De aandelenbeurzen in New York zijn met forse winsten de handel uitgegaan. Beleggers zijn in een goede stemming na optimistische economische vooruitzichten van de Federal Reserve, het Amerikaanse stelsel van centrale banken. Voorzitter Jerome Powell gaf te kennen dat de wegens de coronacrisis ingevoerde stimuleringsmaatregelen vanaf november kunnen worden afgebouwd, omdat de Amerikaanse economie sterk herstelt.
De onderbouwing door de Fed van het rentebesluit werd als positief teken gezien door beleggers. De boodschap dat de rente mogelijk al in 2022 wordt verhoogd zorgde niet voor zorgen op de aandelenmarkten.
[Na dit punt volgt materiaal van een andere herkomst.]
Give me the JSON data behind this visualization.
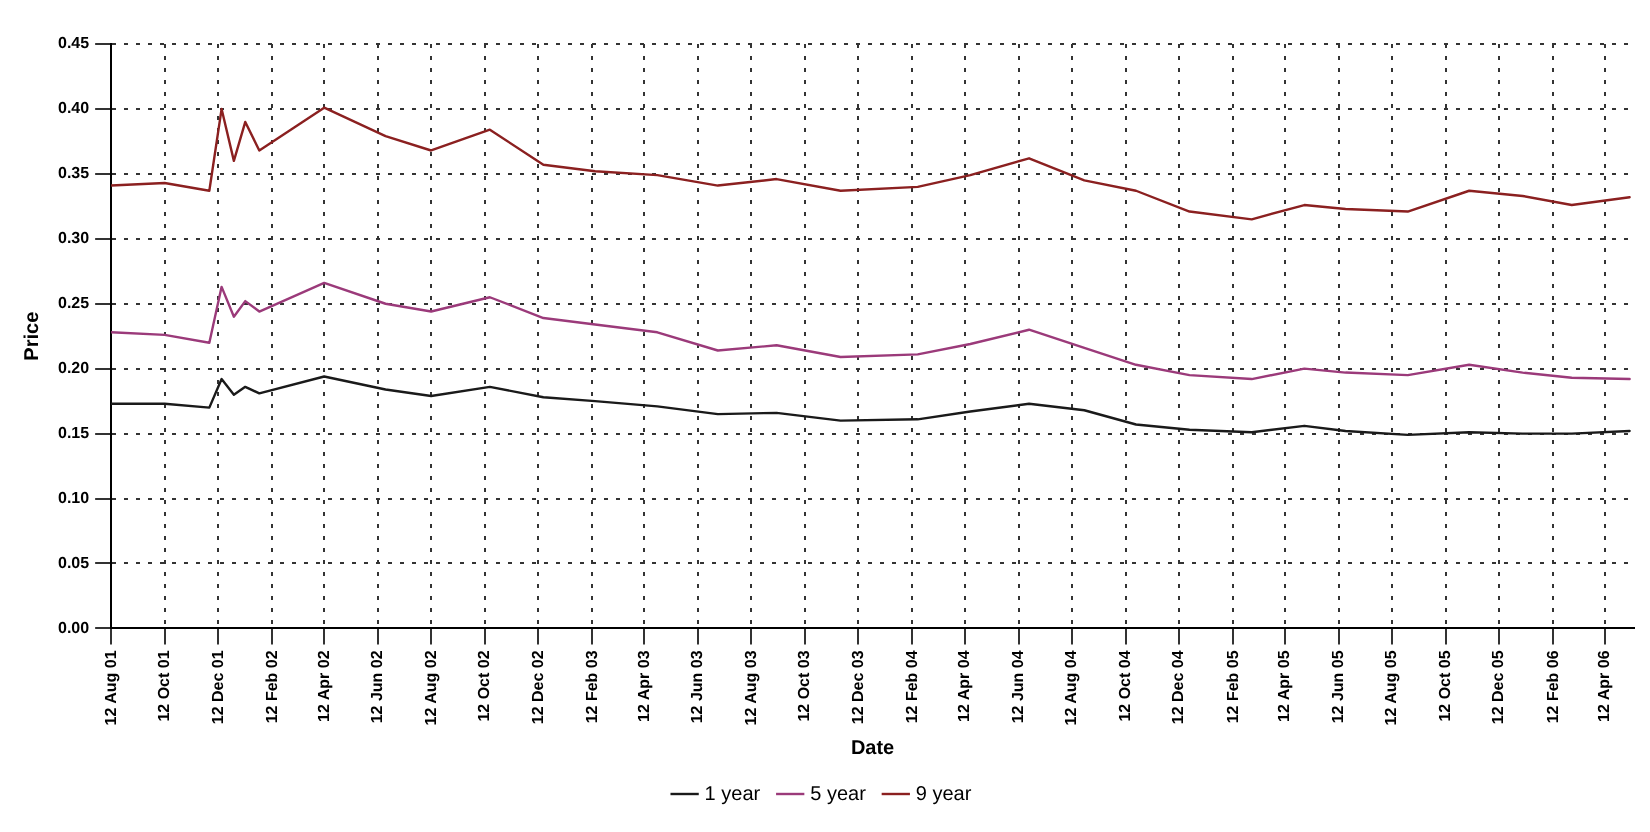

Verder verdwenen zorgen naar de achtergrond over een eventuele internationale schokgolf door financiële problemen bij het Chinese vastgoedconcern Evergrande.
De Dow-Jonesindex steeg 1,5 procent tot 34.764,82 punten. De brede S&P 500 ging 1,2 procent omhoog tot 4.448,98 punten en techgraadmeter Nasdaq won 1 procent tot 15.052,24 punten. Woensdag veerden de graadmeters ook al ferm op na de week in mineur te zijn begonnen door de zenuwen rond Evergrande.
Beleggers verwerkten ook het rentebesluit van de Britse centrale bank. De Bank of England denkt voorzichtig aan het afbouwen van het opkoopbeleid waarmee het de Britse economie ondersteunt en rentes laag houdt. Noorwegen verhoogde zoals verwacht de rente.
Banken wonnen op de beurs aan waarde nu het einde aan lage rentes mogelijk dichterbij komt. Wells Fargo, Citi en Morgan Stanley wonnen tot 3,9 procent.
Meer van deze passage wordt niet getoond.